Exportações de algodão mais que dobram em quatro anos
O crescimento ganha força quando considerado o desempenho dos últimos anos. No ano comercial 2022/23, o Brasil exportou 1,45 milhão de toneladas de algodão. Em 2023/24, os embarques avançaram para 2,68 milhões de toneladas. Já em 2024/25, o volume alcançou 2,84 milhões de toneladas. Por fim, as exportações chegaram a 3,37 milhões de toneladas em 2025/26.
Assim, o Brasil mais que dobrou o volume exportado em quatro anos comerciais. O avanço também fortaleceu a balança comercial do setor. Entre agosto de 2025 e julho de 2026, o superávit do algodão alcançou US$ 5,29 bilhões. O resultado ficou 9% acima do registrado no ano comercial anterior.

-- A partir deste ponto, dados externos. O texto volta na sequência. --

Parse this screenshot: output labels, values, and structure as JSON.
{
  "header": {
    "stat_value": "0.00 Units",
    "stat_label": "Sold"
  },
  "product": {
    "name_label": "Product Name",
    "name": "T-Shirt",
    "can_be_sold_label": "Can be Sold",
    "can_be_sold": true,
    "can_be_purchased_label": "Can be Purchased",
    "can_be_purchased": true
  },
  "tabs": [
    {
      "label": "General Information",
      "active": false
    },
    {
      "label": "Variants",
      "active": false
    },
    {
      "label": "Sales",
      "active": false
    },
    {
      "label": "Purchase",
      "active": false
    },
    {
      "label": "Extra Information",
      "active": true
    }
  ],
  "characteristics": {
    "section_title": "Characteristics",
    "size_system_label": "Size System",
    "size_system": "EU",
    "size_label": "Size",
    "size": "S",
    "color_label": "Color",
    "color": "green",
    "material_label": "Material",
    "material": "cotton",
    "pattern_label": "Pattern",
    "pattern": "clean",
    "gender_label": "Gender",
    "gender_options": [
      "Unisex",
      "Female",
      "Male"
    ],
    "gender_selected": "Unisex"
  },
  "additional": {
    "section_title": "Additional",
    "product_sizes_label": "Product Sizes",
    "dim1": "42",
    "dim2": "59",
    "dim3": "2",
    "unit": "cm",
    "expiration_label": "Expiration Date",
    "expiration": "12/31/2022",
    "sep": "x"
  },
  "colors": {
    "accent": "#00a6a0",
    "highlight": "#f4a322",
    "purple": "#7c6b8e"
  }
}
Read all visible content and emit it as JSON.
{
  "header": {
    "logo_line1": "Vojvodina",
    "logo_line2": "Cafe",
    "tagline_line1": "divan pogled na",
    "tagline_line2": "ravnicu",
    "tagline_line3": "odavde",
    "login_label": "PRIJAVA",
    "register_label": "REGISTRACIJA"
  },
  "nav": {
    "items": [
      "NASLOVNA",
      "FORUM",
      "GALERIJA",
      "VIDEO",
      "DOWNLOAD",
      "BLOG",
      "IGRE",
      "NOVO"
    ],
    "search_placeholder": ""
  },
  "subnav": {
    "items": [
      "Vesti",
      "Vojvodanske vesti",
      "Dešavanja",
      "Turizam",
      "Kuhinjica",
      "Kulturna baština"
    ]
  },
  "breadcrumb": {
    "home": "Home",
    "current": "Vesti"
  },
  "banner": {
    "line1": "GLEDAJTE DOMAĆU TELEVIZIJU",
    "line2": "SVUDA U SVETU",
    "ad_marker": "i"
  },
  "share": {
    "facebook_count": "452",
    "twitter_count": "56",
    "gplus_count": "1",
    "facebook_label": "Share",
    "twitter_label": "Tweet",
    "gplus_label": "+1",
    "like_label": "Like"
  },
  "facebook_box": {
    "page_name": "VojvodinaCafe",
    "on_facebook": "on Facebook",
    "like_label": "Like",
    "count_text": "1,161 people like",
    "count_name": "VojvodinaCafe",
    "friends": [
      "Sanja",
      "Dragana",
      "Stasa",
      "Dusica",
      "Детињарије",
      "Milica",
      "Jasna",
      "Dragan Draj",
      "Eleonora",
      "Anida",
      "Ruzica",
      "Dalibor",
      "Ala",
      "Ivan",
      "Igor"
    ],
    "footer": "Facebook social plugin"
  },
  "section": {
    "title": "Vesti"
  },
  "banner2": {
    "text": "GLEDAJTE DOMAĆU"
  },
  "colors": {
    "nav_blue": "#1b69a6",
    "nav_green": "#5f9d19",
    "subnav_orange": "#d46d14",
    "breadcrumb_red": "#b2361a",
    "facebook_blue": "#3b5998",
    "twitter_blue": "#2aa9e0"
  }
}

China lidera compras do algodão brasileiro
A China terminou o ano comercial 2025/26 como principal destino do algodão brasileiro. Entre agosto de 2025 e julho de 2026, os chineses compraram 770,5 mil toneladas. O volume representou aproximadamente 23% das exportações brasileiras no período. Na comparação anual, os embarques para a China cresceram 309,2 mil toneladas.
Bangladesh também ampliou as compras da fibra brasileira. O país aumentou suas importações em 173,2 mil toneladas durante o período. Turquia, Paquistão, Vietnã e Índia também permaneceram entre os principais destinos.
A diversificação amplia a presença internacional do algodão brasileiro. Além disso, fortalece a posição do país entre os principais fornecedores mundiais.
USDA prevê liderança brasileira nas exportações em 2026/27
O Brasil também deve manter a liderança mundial no próximo ano comercial. Segundo o USDA, o país deve exportar aproximadamente 3,33 milhões de toneladas em 2026/27.
Enquanto isso, os Estados Unidos devem embarcar 2,68 milhões de toneladas. O Brasil também deve ocupar a terceira posição entre os maiores produtores mundiais.
A produção brasileira deve alcançar 3,97 milhões de toneladas na safra 2026/27. China e Índia devem permanecer à frente do Brasil na produção mundial.
Para Gustavo Piccoli, presidente da Abrapa, o recorde representa um marco para toda a cadeia. “Esse resultado mostra que o Brasil conquistou escala, competitividade e confiança do mercado internacional.”
Segundo Piccoli, o país também se consolidou como fornecedor estratégico da indústria têxtil mundial. O presidente ressalta, porém, que o recorde aumenta a responsabilidade do setor.
Por isso, a cadeia precisa continuar investindo em qualidade, sustentabilidade, rastreabilidade e inovação. Além disso, Piccoli destaca a importância do relacionamento com compradores internacionais. A estratégia busca fortalecer a liderança brasileira e garantir sua sustentabilidade no longo prazo.